James B. was a Scottish lad of twenty-two with focal epilepsy when he entered into the medical history books. He had been run over by a cab when seven years old, sustaining a depressed, compound skull fracture to the left of the vertex that led to a loss of brain substance and local infection. He developed seizures at the age of fifteen, and these became increasingly frequent and sometimes occurred in flurries such that he experienced as many as three thousand fits over a two-week period. They most commonly started in the right leg:
The right lower limb was tonically extended, and the seat of clonic spasm. The right upper limb was then slowly extended at right angles, to the body, the wrist and fingers being flexed; the fingers next became extended, and clonic spasms of flexion and extension affected the whole limb, the elbow being gradually flexed. By this time, spasms in the lower limb having ceased, but those in the upper limb continuing vigorously, spasm gradually affected the right angle of the mouth, spreading over the right side of the face, and followed by turning of the head and eyes to the right.
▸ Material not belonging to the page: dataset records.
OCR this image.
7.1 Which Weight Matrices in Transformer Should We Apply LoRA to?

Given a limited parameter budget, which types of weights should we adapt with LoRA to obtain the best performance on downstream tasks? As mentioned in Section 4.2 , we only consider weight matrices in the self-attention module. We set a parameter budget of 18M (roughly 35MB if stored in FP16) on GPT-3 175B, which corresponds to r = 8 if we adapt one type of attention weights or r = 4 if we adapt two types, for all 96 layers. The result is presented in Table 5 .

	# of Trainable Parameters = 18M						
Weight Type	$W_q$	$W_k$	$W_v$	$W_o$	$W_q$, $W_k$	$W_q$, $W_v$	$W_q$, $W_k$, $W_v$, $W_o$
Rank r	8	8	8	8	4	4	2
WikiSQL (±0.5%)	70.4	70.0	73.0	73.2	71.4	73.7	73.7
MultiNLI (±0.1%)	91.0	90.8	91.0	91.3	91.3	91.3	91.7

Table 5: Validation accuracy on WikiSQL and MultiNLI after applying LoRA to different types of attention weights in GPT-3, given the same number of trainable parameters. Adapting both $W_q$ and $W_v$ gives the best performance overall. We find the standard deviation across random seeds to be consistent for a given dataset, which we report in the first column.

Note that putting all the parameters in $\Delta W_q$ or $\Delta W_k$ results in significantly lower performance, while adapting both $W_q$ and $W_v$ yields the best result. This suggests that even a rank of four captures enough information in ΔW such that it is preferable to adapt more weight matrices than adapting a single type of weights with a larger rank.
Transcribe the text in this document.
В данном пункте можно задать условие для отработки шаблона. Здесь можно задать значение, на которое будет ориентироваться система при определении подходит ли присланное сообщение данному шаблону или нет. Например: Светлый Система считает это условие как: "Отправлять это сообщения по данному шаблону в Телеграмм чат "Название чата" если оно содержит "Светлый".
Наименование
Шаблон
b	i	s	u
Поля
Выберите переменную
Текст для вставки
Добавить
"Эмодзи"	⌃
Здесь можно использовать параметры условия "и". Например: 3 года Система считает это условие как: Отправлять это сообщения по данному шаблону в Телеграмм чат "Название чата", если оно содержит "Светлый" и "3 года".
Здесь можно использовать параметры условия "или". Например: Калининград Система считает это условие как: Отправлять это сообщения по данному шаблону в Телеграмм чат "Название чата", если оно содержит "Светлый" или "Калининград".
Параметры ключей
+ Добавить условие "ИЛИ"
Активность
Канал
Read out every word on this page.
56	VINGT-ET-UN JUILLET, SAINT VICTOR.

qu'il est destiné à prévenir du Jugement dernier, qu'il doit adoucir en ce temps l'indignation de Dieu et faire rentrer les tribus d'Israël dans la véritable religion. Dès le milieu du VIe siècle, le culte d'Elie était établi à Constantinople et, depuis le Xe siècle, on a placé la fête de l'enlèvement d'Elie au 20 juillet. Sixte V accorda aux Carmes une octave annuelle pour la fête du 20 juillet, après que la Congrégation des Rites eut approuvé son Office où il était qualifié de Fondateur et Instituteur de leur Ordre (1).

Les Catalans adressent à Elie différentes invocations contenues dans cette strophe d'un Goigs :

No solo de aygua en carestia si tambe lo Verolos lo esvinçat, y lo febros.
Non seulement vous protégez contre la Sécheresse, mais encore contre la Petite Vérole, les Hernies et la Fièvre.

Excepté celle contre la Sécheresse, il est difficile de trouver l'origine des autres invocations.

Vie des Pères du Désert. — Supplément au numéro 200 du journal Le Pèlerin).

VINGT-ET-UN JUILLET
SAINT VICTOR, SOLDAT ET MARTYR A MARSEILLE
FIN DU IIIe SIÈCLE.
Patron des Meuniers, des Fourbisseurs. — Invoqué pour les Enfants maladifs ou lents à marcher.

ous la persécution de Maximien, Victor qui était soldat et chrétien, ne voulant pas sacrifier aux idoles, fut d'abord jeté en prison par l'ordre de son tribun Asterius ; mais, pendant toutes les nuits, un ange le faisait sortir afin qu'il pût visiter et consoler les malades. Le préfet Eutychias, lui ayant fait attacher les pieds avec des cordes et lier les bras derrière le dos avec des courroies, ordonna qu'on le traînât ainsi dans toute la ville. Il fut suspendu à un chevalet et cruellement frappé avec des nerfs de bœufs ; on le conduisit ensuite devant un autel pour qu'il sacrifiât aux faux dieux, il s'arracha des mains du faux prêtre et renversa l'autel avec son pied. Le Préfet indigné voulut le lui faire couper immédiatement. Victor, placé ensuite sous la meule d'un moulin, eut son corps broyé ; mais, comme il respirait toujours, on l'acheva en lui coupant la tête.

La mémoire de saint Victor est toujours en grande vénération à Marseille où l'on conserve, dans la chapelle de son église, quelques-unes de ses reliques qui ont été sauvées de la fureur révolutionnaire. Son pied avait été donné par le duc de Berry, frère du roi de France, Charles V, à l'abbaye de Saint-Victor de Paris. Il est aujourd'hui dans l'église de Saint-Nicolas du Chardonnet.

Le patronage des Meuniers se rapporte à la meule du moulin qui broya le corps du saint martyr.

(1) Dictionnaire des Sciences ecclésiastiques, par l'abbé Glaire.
To sum up, the parts affected were so in the order of lower limb, upper limb, face, and neck; the character of the movements was, first, extension, then confusion, finally, flexion, showing clearly that the focus of discharge was situated around the posterior end of the superior frontal sulcus [italics added].1
The epileptic focus was thus localized based on principles derived from experiments in animals, and its site coincided with that of a scar on the scalp and an associated bony defect in the skull.